# Query on new Eircom next-gen broadband speed



## LDFerguson (18 Mar 2011)

Just got a note from Eircom advising that my office broadband connection has been upgraded to Next Gen broadband for free.  The card says that this gets me "up to 8MB".  

Doing a quick online test, I get 4.73 MBps download speed and a rather measly-sounding 407 KBps upload speed.  

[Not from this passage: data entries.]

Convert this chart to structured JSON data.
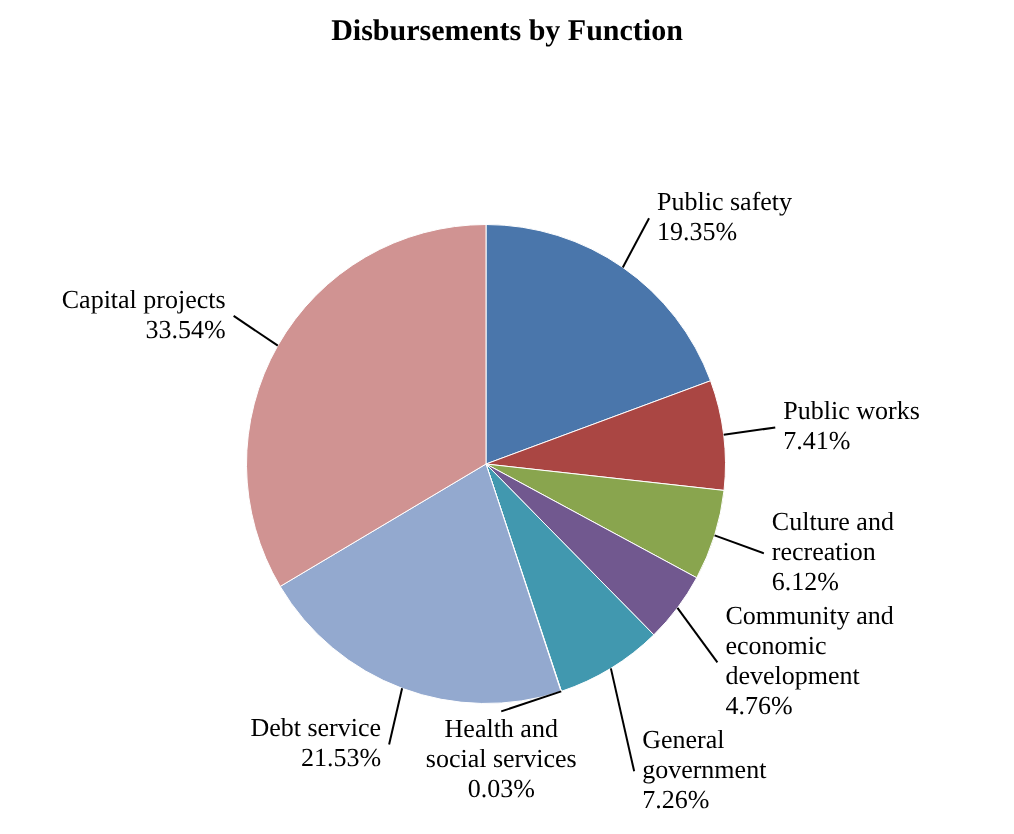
{
  "chart_data": {
    "type": "pie",
    "title": "Disbursements by Function",
    "categories": [
      "Public safety",
      "Public works",
      "Culture and recreation",
      "Community and economic development",
      "General government",
      "Health and social services",
      "Debt service",
      "Capital projects"
    ],
    "values": [
      19.35,
      7.41,
      6.12,
      4.76,
      7.26,
      0.03,
      21.53,
      33.54
    ],
    "colors": [
      "#4a76ab",
      "#aa4643",
      "#89a54e",
      "#71588f",
      "#4198af",
      "#db843d",
      "#93a9cf",
      "#d09392"
    ],
    "value_labels": [
      "19.35%",
      "7.41%",
      "6.12%",
      "4.76%",
      "7.26%",
      "0.03%",
      "21.53%",
      "33.54%"
    ]
  }
}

Reading through other threads on this topic, I see that various factors can affect speed.  So here's some information that might be relevant: 


PC is connected to the router box directly by cable.  Router also supports wi-fi but no other wi-fi devices were in use at the time of the test.
Only other device connected to the line is the office fax machine, which wasn't in use then either.
Am I right in assuming that contention ratios aren't supposed to matter with Next Gen broadband?
I'm curious to know what other factors might be causing me to get less than the advertised 8MBps.  I'm also wondering is it normal that upload speed should be so much lower than download, like 10% or so.  

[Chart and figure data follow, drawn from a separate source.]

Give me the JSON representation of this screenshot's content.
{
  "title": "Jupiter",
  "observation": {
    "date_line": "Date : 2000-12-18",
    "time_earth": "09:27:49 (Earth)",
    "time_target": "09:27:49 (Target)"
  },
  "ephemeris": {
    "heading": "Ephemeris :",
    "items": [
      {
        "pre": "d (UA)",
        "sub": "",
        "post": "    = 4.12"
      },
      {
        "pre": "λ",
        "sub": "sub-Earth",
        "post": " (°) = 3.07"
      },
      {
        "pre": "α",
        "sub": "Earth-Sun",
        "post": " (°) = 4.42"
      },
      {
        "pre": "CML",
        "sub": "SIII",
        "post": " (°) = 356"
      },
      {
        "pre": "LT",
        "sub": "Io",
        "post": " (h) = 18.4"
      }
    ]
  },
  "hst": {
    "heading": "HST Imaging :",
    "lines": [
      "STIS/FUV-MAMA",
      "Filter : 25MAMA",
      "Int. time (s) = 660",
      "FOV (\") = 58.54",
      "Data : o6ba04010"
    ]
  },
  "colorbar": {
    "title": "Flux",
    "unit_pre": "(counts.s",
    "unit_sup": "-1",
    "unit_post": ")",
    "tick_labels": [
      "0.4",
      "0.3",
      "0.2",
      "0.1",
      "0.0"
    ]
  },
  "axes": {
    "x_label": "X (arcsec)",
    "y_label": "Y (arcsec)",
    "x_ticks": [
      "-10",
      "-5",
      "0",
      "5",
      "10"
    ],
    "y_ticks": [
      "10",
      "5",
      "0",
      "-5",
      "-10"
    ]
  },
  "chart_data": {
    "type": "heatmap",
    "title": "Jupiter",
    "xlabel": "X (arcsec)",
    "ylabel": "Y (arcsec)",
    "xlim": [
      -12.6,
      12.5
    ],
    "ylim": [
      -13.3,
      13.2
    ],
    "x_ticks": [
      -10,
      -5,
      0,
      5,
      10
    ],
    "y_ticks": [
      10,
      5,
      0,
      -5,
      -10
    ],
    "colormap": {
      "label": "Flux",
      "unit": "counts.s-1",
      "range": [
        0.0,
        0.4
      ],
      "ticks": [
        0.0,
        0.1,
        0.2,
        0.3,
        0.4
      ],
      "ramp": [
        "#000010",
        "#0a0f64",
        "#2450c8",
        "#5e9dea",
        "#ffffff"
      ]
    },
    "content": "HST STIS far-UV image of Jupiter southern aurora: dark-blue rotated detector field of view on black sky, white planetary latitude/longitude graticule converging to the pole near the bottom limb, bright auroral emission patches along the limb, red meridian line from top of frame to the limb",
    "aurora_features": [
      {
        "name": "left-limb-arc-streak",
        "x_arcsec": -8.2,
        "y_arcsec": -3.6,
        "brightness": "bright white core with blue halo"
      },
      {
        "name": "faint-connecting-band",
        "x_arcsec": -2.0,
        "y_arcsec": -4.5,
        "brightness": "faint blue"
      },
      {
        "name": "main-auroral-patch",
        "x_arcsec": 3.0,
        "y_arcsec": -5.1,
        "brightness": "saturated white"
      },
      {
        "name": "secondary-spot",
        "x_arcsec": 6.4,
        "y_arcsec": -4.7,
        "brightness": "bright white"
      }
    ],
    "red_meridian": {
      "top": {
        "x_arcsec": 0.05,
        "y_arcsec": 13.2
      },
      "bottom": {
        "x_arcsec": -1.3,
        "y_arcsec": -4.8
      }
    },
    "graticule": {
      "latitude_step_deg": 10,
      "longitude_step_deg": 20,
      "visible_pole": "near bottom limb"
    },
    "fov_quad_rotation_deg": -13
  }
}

Any enlightenment welcome.


----------



## jpd (18 Mar 2011)

Upload speeds are generally much lower then download speeds (ADSL = Asynchronous Digital Subscriber Link) so yes your upload speed is in line with industry norm.

The actual speed will depend on quality of the line and distance from the exchange.


----------



## Frank (18 Mar 2011)

Eircom speeds look very poor when compared to UPC.

It is possible to get 100MB from UPC at home.


----------



## joer (25 Mar 2011)

Yes DL the distance from Exchange will have a bearing on your speed.

Also it might be worth testing the speed with your Fax plugged out,and anything that is plugged into any Phone socket, that is not filtered, 
another phone or Sky digital .

Try that.


----------



## silvermints (25 Mar 2011)

Slightly off topic but note that if you've been upgraded to next generation broadband with eircom they will now charge 2 euro for every gig you go over your download allowance.


----------



## Guest125 (4 Apr 2011)

silvermints said:


> Slightly off topic but note that if you've been upgraded to next generation broadband with eircom they will now charge 2 euro for every gig you go over your download allowance.


+1 That's why I'm with vodafone now


----------